Polycarbonate honeycomb, cast stainless steel, nylon, solar salt cast in epoxy resin, top hat, and beeswax in nylon and plexiglass vitrine
Not on view
The Cabinet of Baby Fay La Foe is a twenty-first-century cabinet of curiosities, a sculpture whose overall form doubles as a display case, yet whose enigmatic contents resist taxonomic classification. Preserved behind plexiglass are a stylized séance table, a stack of barbells cast in solar salt, and a veiled top hat filled to the brim with honeycombed beeswax. A vaguely anthropomorphic recumbent shape made of cast solar salt fixed with epoxy resin seems part body fragment, part crystalline landscape, and appears suspended in a liminal state between becoming and unbecoming. All, with the exception of the barbells, are attributes of Baby Fay La Foe, a real-life clairvoyant as well as a character in Barney's gothic Western Cremaster 2 (1999), the fourth film in the artist's epic, five-part Cremaster cycle.
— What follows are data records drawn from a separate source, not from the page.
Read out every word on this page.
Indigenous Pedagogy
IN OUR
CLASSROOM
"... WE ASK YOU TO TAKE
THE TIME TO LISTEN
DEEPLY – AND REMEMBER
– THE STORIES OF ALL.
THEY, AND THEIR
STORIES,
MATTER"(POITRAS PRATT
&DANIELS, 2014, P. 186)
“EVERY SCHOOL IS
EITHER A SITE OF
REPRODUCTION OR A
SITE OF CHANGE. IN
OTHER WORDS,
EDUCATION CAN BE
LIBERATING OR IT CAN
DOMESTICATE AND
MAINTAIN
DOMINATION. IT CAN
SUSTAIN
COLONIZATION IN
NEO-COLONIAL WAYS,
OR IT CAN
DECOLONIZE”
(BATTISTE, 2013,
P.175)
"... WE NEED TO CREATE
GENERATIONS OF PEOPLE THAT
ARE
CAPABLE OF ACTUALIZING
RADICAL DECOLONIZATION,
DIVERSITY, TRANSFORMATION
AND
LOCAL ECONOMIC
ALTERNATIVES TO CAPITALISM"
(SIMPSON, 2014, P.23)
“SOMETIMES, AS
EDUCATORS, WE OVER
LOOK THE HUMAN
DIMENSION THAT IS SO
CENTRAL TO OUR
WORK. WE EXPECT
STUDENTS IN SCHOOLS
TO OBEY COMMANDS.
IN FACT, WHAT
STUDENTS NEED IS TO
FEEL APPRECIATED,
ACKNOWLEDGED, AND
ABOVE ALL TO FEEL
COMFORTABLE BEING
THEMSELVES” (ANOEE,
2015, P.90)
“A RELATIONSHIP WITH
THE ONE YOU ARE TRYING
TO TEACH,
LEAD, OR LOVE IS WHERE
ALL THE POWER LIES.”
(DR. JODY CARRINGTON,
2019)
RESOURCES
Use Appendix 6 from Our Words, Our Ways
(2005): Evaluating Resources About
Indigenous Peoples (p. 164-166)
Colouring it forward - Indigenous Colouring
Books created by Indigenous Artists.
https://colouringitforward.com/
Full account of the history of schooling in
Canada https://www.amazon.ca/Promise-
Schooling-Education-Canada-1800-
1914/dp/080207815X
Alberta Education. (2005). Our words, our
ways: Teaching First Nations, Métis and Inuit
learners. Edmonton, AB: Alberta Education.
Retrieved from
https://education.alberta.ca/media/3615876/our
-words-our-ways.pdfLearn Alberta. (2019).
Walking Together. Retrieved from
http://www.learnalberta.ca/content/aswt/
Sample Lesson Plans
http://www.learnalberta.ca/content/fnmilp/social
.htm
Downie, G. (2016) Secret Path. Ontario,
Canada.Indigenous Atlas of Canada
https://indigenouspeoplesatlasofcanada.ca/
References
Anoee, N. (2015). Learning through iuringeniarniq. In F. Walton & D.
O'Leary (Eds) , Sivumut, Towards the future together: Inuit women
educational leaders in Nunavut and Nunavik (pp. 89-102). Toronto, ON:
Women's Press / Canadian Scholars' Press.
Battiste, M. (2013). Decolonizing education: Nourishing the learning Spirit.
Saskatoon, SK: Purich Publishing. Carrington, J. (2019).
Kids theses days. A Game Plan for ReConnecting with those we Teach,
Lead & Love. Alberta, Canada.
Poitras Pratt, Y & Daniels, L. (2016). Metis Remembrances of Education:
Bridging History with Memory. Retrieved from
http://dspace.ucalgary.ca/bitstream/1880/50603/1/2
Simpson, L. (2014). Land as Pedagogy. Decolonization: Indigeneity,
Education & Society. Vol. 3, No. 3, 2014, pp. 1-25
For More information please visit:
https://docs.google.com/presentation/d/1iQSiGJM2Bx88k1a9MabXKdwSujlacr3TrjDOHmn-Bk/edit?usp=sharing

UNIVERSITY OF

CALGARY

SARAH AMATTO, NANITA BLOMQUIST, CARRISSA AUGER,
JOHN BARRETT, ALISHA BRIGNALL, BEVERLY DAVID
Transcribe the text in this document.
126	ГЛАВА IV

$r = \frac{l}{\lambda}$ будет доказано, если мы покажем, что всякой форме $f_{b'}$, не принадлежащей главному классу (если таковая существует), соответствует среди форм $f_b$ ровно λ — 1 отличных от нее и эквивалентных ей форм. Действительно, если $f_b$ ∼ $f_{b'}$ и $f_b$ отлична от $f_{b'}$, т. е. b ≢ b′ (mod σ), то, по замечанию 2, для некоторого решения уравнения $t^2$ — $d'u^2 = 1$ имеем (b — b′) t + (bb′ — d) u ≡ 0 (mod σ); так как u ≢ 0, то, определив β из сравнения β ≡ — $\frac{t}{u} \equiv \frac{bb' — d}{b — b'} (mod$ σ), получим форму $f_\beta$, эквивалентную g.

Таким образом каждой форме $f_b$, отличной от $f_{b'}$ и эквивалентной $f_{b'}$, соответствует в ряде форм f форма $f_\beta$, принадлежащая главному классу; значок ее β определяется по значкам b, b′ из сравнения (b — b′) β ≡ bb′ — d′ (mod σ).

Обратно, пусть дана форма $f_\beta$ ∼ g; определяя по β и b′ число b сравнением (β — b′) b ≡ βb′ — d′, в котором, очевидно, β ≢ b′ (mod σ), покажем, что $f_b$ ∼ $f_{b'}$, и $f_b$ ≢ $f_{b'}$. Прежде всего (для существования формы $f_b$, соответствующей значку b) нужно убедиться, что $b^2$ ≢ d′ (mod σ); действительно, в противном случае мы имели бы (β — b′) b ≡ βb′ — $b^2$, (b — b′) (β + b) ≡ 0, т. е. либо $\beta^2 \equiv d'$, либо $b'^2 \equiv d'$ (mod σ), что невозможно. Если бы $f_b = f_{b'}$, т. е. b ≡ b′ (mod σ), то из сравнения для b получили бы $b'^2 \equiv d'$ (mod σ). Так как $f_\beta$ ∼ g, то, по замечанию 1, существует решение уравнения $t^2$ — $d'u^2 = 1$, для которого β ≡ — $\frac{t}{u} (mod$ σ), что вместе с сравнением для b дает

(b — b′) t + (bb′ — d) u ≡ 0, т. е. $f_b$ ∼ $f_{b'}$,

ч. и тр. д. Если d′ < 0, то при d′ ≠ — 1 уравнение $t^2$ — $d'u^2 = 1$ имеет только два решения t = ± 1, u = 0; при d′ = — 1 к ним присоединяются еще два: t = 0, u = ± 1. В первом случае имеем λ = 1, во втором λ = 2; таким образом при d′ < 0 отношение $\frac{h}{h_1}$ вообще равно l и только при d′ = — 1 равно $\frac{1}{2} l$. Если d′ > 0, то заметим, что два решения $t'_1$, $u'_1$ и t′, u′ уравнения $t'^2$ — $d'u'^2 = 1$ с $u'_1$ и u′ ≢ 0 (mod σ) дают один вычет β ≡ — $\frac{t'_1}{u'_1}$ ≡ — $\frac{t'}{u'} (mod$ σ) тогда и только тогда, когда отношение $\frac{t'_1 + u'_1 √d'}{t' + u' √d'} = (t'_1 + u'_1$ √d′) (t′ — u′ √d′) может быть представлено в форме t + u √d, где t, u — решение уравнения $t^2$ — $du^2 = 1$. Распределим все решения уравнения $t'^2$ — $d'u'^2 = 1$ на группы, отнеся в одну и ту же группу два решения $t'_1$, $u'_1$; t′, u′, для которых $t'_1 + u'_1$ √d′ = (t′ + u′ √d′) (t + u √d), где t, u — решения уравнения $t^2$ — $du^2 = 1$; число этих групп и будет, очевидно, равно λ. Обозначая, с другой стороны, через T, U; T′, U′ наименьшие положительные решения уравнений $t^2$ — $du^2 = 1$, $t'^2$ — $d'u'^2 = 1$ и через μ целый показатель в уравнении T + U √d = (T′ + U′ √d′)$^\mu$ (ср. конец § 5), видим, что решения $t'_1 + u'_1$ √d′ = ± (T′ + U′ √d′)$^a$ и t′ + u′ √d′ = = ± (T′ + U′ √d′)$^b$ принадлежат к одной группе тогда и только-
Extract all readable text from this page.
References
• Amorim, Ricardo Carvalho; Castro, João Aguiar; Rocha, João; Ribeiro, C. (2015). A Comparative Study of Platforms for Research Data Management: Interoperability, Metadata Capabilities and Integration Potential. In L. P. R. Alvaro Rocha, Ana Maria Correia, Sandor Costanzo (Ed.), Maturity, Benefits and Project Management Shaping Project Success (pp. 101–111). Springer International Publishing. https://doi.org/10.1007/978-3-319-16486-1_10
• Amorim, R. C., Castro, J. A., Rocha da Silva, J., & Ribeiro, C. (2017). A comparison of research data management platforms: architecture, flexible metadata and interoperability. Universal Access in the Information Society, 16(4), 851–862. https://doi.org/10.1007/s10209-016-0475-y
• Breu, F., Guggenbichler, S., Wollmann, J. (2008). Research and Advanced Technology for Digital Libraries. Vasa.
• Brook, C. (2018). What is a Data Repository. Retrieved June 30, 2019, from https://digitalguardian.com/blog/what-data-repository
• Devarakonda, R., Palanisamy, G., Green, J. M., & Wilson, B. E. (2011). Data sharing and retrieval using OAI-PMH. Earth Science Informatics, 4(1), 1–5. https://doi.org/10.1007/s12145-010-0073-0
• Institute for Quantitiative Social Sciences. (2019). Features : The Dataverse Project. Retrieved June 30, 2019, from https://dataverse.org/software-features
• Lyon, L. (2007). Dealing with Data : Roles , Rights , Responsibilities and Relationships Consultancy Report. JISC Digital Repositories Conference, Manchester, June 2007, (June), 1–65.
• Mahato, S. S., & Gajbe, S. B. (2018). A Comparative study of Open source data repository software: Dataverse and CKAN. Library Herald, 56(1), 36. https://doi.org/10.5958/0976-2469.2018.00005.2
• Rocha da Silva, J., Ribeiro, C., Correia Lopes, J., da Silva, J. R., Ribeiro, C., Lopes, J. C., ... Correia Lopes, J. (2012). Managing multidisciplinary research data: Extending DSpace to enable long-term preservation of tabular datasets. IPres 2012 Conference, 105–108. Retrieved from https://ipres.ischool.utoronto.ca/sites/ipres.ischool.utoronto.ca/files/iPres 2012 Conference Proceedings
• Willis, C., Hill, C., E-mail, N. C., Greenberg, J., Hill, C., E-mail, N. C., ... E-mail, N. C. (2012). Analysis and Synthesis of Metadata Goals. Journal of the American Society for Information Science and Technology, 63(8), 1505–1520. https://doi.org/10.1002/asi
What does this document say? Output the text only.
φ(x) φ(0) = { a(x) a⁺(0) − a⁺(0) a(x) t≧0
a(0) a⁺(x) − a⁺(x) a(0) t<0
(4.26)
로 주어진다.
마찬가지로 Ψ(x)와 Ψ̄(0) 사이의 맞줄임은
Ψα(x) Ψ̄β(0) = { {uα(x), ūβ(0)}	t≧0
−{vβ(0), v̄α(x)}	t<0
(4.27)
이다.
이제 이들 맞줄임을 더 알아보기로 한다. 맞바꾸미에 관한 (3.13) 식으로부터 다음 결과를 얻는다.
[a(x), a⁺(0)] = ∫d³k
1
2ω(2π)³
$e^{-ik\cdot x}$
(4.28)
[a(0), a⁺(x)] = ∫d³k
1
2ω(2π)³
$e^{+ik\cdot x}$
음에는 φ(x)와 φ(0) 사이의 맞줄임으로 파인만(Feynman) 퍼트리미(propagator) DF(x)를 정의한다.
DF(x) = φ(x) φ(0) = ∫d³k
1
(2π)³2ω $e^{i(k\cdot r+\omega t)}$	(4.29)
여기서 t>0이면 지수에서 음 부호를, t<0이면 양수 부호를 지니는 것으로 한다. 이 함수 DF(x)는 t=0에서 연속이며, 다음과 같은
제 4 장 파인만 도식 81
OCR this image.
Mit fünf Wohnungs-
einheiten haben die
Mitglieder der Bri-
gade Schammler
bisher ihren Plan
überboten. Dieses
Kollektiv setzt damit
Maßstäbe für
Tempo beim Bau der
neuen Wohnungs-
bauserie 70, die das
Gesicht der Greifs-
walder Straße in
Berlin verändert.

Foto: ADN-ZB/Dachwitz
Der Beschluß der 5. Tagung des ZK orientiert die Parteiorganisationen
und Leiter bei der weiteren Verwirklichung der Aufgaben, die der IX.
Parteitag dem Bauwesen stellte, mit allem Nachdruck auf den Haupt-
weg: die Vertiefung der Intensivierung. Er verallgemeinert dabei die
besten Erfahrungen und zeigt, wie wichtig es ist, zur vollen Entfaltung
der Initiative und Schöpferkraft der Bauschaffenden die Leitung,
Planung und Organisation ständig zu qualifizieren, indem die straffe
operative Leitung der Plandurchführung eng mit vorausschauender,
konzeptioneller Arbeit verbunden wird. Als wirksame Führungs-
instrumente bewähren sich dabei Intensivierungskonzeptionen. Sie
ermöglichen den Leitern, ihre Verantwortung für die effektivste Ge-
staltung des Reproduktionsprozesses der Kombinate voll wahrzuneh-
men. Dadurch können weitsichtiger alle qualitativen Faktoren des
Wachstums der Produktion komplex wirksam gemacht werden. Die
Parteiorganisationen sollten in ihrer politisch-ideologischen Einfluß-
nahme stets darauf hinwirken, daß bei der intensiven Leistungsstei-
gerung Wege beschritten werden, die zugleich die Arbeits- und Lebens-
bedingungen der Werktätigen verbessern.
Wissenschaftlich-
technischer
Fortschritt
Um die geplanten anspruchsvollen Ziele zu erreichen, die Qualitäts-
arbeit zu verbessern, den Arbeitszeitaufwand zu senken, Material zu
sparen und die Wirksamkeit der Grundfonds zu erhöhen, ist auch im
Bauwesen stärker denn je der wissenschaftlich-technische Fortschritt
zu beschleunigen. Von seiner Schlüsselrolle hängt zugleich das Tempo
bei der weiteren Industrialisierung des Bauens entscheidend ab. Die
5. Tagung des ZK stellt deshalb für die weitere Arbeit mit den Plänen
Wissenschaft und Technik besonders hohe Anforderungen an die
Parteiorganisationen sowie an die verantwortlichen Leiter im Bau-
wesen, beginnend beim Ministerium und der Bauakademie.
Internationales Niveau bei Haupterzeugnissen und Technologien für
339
Barney's overarching concerns are with the mutability, metamorphosis, and creation of form. Best-known for his feature-length films, he describes himself as a sculptor, insisting that all of his polyglot production—films, photographs, drawings, sculptures, banners, and installations—exists as a series of discrete yet interrelated objects within the multidimensional space of the Cremaster cycle's self-enclosed universe. The Cabinet of Baby Fay La Foe recapitulates on a microcosmic level key features of Barney's expansive cosmology. Drawing on Surrealist strategies of fragmentation, uncanny juxtaposition, and fetishistic display, the luminous nylon borders of the cabinet's vitrine are a material manifestation of film's (and photography's) omnipresent invisible frame. Filled with fantasy objects constructed from the artist's signature materials, the work is nominally a symbolic portrait, yet any fixed meanings remain sealed off, subject to transformation and thus tantalizingly out of reach.